Le livre est écrit sans ponctuation. Des espaces en segmentent le rythme et le souffle. La composition de Jacques Brémond et les dessins à la craie grasse de Jean-Paul Domergue facilitent la lecture/vision des textes de la savoyarde. S’y retrouvent le dénuement, l’amour de l’exilé, du démuni qu’elle affectionne, ses admirations et tous les visage “que je n’ai pas croisés et qui me/manquent le dehors est un dedans ».
Un texte par page — avec la citation qui le précède — crée la porosité d’un “moi” des plus pudique et mis au neutre. Il rappelle à chaque fois que tout s’écrit en écho à l’autre et au monde. Dans le tremblement d’un pétale ou un cristal déniché dans des montagnes qui passent de la boue au rocher après une certaine altitude.
Les Alpes font échapper à la barbarie des orpailleurs de tout genre et pour lesquels le crime s’habille “de draps clairs choc du cou sous la hache cri du crâne sur le roc chaloupes renversées grappes d’humains comme des chats”. Contre la violence grégaire, la créatrice met dans ses tuyaux poétiques une profonde douceur.
L’amour est là comme une particule précieuse et parfois un mirage à qui le cherche.
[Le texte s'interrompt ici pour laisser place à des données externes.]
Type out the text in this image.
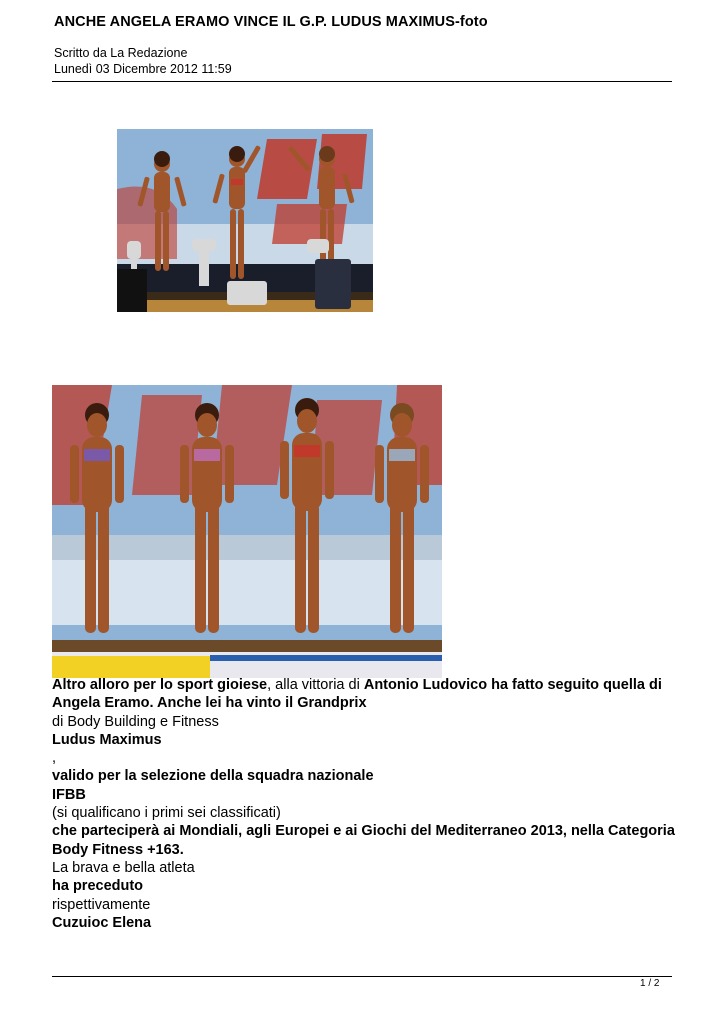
ANCHE ANGELA ERAMO VINCE IL G.P. LUDUS MAXIMUS-foto
Scritto da La Redazione
Lunedì 03 Dicembre 2012 11:59

Altro alloro per lo sport gioiese, alla vittoria di Antonio Ludovico ha fatto seguito quella di Angela Eramo. Anche lei ha vinto il Grandprix

di Body Building e Fitness

Ludus Maximus

,

valido per la selezione della squadra nazionale

IFBB

(si qualificano i primi sei classificati)

che parteciperà ai Mondiali, agli Europei e ai Giochi del Mediterraneo 2013, nella Categoria Body Fitness +163.

La brava e bella atleta

ha preceduto

rispettivamente

Cuzuioc Elena

1 / 2
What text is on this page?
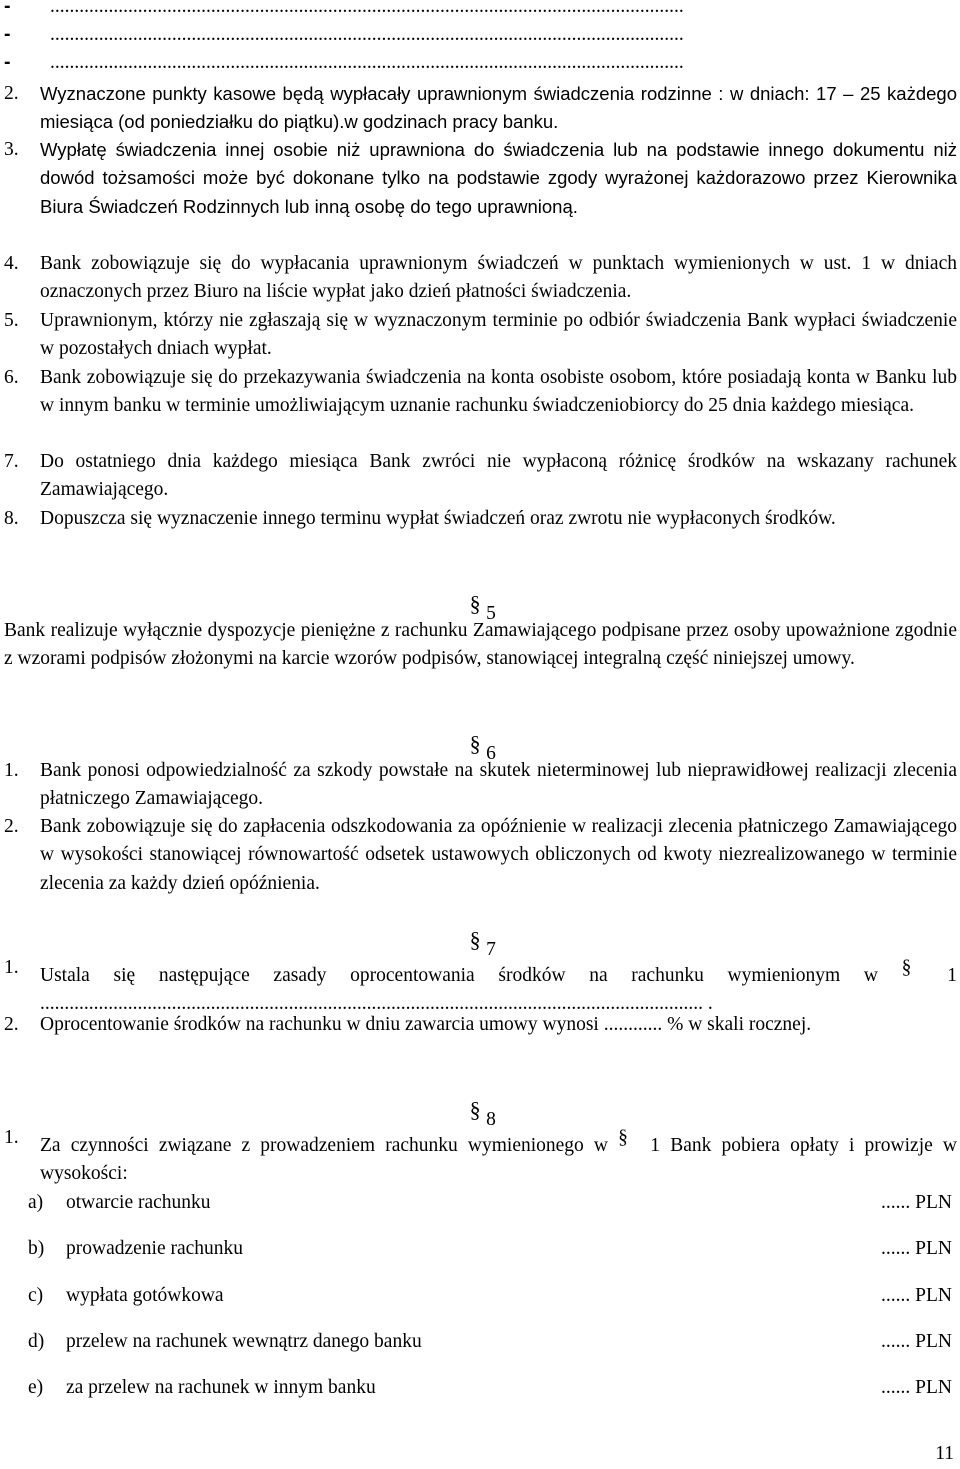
- ..................................................................................................................................
- ..................................................................................................................................
- ..................................................................................................................................
2. Wyznaczone punkty kasowe będą wypłacały uprawnionym świadczenia rodzinne : w dniach: 17 – 25 każdego miesiąca (od poniedziałku do piątku).w godzinach pracy banku.
3. Wypłatę świadczenia innej osobie niż uprawniona do świadczenia lub na podstawie innego dokumentu niż dowód tożsamości może być dokonane tylko na podstawie zgody wyrażonej każdorazowo przez Kierownika Biura Świadczeń Rodzinnych lub inną osobę do tego uprawnioną.
4. Bank zobowiązuje się do wypłacania uprawnionym świadczeń w punktach wymienionych w ust. 1 w dniach oznaczonych przez Biuro na liście wypłat jako dzień płatności świadczenia.
5. Uprawnionym, którzy nie zgłaszają się w wyznaczonym terminie po odbiór świadczenia Bank wypłaci świadczenie w pozostałych dniach wypłat.
6. Bank zobowiązuje się do przekazywania świadczenia na konta osobiste osobom, które posiadają konta w Banku lub w innym banku w terminie umożliwiającym uznanie rachunku świadczeniobiorcy do 25 dnia każdego miesiąca.
7. Do ostatniego dnia każdego miesiąca Bank zwróci nie wypłaconą różnicę środków na wskazany rachunek Zamawiającego.
8. Dopuszcza się wyznaczenie innego terminu wypłat świadczeń oraz zwrotu nie wypłaconych środków.
§ 5
Bank realizuje wyłącznie dyspozycje pieniężne z rachunku Zamawiającego podpisane przez osoby upoważnione zgodnie z wzorami podpisów złożonymi na karcie wzorów podpisów, stanowiącej integralną część niniejszej umowy.
§ 6
1. Bank ponosi odpowiedzialność za szkody powstałe na skutek nieterminowej lub nieprawidłowej realizacji zlecenia płatniczego Zamawiającego.
2. Bank zobowiązuje się do zapłacenia odszkodowania za opóźnienie w realizacji zlecenia płatniczego Zamawiającego w wysokości stanowiącej równowartość odsetek ustawowych obliczonych od kwoty niezrealizowanego w terminie zlecenia za każdy dzień opóźnienia.
§ 7
1. Ustala się następujące zasady oprocentowania środków na rachunku wymienionym w § 1
........................................................................................................................................ .
2. Oprocentowanie środków na rachunku w dniu zawarcia umowy wynosi ............ % w skali rocznej.
§ 8
1. Za czynności związane z prowadzeniem rachunku wymienionego w § 1 Bank pobiera opłaty i prowizje w wysokości:
a) otwarcie rachunku	...... PLN
b) prowadzenie rachunku	...... PLN
c) wypłata gotówkowa	...... PLN
d) przelew na rachunek wewnątrz danego banku	...... PLN
e) za przelew na rachunek w innym banku	...... PLN
11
Mais au-delà des veaux d’or une extase humaine reste possible là où apparaît une “petite fille petite fleur de merisier toutes deux sauvages sauvées dans la confiance et ce savoir frêle et têtu d’une vie à l’autre suspendue”.
Il s’agit donc d’aimer encore et au besoin se laisser prendre en surprise par l’ombre et non la proie, par la beauté des saisons et non les châteaux en Espagne au-delà des vanités étendues et des contrées parfois dévoyées par leurs prédateurs.
jean-paul gavard-perret
Monique Domergue, Ce qu’à d’autres, Editions Jacques Brémond, 2020., 13 p.- 20,00 €.